От неожиданного сближения с человеком, общение с которым до сих пор не выходило из рамок обычного приветствия, Миясэ становится не по себе. Для Эндо чье-либо увольнение как бальзам на душу. «Хотя, если б я узнал о его увольнении, чего греха таить, мне бы стало чуть повеселее. Неужели так убога человеческая натура?» — с грустью думает Миясэ.
— Тут на днях поймали мошенника, который покупал сигареты в торговых автоматах за переделанные корейские монеты по пятьсот вон. Для нашей газеты это большая неприятность. До чего люди только не додумываются! У нас даже есть материал о поддельных монетах… А вас я понимаю…
Не расставаясь с чашкой, Эндо продолжал свои сочувственные излияния. Ведь все эти разговоры, связанные с его дракой с Нисикавой, возникли не на пустом месте — они дали выход тревожным настроениям, воцарившимся в корректорской и наборном цехе типографии.
Плохи дела, — слышит Миясэ у себя за спиной голос представителя газеты, специализирующейся на ювелирном бизнесе. С ним он вообще никогда не разговаривал.
— О чем вы?
— Да я по поводу вашего конфликта… Впрочем, и так все ясно. — Он извиняется и тянется к электрочайнику. Из рукава его белой сорочки выглядывают старомодные часы с толстым стеклом. Миясэ уже порядком устал от подобных участливых разговоров.
— Ну ладно. — Слегка кивнув головой, Миясэ покидает уголок чаепития и направляется к своему рабочему месту. «Может, больше не встретимся, — думает он, — Пожалуй, так будет лучше…»
С этими мыслями Миясэ встречается глазами с неподвижно сидящим за своим деревянным столом у нагревателя Савамурой и, резко повернувшись к Эндо, громко говорит:
— А насчет увольнения я пошутил!
Глаза Эндо округляются, но через секунду он уже понимающе трясет головой. Даже подмигнул: мол, все останется при мне.

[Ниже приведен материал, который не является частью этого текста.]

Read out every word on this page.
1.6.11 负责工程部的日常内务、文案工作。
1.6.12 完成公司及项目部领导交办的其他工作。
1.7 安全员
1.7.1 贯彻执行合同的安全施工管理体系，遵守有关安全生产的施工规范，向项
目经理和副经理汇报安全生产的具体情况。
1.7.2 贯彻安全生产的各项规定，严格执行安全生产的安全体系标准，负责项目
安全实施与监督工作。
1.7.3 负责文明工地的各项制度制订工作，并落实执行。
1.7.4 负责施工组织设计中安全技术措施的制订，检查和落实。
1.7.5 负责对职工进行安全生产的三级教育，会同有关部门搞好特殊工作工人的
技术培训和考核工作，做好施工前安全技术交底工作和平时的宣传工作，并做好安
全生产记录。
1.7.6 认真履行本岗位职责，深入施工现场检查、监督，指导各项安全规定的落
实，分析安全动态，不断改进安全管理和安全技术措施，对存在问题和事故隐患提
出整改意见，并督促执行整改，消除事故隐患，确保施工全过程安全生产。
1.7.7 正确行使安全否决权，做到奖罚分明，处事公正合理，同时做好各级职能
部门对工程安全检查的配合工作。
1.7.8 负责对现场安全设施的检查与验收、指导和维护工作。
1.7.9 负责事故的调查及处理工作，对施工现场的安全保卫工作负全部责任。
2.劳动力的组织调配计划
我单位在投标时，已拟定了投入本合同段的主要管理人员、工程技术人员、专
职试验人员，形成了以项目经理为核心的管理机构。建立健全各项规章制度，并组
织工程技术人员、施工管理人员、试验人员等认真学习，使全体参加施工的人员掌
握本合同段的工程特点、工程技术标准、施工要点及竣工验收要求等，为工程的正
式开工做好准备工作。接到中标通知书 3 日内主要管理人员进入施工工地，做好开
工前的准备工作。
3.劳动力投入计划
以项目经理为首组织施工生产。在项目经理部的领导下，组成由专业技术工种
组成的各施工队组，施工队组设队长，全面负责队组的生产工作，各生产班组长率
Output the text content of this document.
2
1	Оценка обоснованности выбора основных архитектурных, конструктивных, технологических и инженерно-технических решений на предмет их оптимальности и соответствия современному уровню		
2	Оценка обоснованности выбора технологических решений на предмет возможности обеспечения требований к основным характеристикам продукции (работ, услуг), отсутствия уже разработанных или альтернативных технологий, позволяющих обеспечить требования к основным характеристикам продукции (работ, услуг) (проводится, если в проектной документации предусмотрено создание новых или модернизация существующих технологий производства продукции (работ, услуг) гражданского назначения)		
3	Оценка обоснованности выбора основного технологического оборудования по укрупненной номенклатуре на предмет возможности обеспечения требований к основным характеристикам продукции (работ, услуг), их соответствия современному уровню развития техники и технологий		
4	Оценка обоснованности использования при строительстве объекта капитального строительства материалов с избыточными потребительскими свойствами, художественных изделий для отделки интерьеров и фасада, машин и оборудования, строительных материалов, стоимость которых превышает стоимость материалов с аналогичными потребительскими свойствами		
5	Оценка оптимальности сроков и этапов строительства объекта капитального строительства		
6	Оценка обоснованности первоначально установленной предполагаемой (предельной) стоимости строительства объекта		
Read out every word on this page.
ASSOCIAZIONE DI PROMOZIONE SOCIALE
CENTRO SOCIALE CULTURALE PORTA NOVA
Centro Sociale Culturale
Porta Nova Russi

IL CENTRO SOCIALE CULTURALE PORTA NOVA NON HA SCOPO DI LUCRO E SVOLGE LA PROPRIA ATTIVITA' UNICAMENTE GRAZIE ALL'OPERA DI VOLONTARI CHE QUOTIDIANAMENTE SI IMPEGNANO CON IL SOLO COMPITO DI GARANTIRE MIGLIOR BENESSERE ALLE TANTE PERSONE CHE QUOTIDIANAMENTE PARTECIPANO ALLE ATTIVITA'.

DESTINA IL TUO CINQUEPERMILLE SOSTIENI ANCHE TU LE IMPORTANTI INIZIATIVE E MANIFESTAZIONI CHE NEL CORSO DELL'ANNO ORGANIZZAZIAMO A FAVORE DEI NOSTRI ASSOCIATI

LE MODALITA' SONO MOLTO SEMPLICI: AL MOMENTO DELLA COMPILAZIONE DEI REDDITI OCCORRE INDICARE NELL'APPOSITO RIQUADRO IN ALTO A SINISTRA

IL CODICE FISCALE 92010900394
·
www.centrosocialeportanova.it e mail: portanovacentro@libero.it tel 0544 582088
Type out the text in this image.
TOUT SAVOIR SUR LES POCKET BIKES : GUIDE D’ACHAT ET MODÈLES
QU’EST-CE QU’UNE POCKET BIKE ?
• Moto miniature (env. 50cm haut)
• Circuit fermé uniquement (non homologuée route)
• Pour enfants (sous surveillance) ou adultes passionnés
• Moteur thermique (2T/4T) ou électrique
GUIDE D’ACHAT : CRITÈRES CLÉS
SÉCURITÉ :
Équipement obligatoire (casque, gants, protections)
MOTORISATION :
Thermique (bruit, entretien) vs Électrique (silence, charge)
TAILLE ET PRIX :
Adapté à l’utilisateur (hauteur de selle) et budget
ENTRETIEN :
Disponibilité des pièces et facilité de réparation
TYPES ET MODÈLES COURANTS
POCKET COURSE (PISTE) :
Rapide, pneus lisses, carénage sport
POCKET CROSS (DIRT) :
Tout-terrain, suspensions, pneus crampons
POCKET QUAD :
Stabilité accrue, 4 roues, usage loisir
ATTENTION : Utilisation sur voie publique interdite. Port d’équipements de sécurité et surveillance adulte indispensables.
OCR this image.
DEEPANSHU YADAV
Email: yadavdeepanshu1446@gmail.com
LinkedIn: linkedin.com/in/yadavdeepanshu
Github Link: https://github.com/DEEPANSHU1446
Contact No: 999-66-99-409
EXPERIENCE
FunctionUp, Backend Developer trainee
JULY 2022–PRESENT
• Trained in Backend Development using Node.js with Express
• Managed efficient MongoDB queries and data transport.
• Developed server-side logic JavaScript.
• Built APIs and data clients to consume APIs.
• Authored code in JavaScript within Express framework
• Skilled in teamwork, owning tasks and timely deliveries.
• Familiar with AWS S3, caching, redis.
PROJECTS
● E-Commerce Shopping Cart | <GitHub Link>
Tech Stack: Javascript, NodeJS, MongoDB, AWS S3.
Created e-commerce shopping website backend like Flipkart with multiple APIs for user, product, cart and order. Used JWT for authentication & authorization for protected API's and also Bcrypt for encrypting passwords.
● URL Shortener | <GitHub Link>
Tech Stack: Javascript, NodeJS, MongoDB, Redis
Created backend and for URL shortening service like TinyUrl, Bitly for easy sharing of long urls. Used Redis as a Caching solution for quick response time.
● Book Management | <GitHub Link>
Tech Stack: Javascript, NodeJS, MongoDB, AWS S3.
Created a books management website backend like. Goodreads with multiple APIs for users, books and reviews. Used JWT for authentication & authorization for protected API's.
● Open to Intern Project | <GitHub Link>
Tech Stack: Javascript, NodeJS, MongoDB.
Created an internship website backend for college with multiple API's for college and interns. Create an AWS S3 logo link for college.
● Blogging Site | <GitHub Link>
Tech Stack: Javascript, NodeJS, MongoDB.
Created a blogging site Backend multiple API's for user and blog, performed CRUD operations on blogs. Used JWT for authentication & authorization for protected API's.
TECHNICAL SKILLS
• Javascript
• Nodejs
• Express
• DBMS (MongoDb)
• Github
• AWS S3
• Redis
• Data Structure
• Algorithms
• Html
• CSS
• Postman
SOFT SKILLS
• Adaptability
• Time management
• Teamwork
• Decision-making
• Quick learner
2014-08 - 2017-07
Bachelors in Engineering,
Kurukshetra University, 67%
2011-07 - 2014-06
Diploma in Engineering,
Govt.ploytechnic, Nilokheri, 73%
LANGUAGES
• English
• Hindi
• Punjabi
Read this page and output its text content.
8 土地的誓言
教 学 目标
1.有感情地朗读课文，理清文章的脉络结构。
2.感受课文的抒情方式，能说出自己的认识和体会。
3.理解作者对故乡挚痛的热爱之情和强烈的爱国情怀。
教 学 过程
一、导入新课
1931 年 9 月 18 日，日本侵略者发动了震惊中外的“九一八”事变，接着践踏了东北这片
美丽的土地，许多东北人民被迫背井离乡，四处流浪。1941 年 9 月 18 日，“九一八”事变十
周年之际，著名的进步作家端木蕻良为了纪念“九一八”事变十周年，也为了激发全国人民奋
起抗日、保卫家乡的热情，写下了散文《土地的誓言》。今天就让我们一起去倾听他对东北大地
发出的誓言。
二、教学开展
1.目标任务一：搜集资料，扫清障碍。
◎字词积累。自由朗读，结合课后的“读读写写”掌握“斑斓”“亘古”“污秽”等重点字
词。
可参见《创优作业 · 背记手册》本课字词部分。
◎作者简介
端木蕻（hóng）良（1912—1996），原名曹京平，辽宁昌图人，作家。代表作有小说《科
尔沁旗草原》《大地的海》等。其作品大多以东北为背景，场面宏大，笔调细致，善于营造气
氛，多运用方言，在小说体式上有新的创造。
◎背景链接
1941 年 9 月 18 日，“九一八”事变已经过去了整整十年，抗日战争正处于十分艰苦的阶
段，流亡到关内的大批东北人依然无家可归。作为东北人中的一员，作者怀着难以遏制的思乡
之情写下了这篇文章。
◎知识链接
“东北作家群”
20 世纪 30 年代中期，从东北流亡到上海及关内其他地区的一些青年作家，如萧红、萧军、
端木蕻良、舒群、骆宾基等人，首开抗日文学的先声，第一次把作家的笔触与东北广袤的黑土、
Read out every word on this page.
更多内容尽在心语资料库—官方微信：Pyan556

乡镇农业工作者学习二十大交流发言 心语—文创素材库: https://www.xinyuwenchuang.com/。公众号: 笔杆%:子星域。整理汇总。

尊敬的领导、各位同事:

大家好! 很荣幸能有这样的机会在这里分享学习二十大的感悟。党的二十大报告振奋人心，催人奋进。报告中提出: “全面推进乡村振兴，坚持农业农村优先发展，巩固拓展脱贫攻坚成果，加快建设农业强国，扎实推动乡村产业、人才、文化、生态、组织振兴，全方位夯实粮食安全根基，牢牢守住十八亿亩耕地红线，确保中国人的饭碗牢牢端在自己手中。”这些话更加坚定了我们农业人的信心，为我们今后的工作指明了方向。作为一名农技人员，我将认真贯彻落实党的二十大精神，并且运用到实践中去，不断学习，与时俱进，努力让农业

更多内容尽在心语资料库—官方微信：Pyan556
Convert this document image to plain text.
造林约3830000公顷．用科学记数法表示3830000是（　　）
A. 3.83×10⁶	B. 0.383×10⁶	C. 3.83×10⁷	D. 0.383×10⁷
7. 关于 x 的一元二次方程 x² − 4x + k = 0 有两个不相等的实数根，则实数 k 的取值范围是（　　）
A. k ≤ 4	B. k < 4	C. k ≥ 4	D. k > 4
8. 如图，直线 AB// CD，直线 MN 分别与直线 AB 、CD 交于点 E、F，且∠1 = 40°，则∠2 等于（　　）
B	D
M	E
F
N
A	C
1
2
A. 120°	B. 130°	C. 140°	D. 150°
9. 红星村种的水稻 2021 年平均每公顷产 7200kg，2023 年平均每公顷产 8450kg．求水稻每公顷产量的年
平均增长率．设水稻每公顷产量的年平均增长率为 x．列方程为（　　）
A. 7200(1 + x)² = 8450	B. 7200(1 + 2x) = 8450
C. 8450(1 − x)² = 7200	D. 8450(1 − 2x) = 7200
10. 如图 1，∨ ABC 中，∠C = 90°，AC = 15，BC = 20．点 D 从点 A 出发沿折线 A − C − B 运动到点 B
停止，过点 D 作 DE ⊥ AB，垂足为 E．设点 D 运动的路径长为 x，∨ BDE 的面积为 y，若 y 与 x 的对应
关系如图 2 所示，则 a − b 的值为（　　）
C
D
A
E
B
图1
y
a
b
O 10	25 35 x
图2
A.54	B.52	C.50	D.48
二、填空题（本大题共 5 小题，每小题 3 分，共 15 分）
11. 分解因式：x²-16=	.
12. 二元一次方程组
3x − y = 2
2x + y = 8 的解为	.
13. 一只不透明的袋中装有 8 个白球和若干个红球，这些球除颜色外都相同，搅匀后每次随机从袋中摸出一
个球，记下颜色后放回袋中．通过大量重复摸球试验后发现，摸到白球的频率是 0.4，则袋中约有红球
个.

За столом «Компанимару» разговаривает по мобильнику мужчина из газеты, связанной с медикаментами. Миясэ ставит свою чашку на стол и садится на старенький стул. В глубине комнаты он видит темные очки Савамуры, который сидит, уткнувшись лицом в сведенные на уровне рта руки. Миясэ кивает ему, а в ответ тот вместо теплого приветствия лишь на секунду расцепляет руки.
«В чем дело, старый хрен?..»
Миясэ достает с полки у окна подборку кошачьих фотографий «Я — самый главный» и швыряет ее на стол. Ведь в газете было черным по белому написано, что присланные фотографии обратно не возвращаются, так нет же, обязательно найдется кто-нибудь не представляющий дальнейшей жизни без фотографии своего спящего кота. Все снимки мало чем отличаются друг от друга — свернувшиеся клубком котофеи напоминают ему запрятавшихся в землю личинок жуков.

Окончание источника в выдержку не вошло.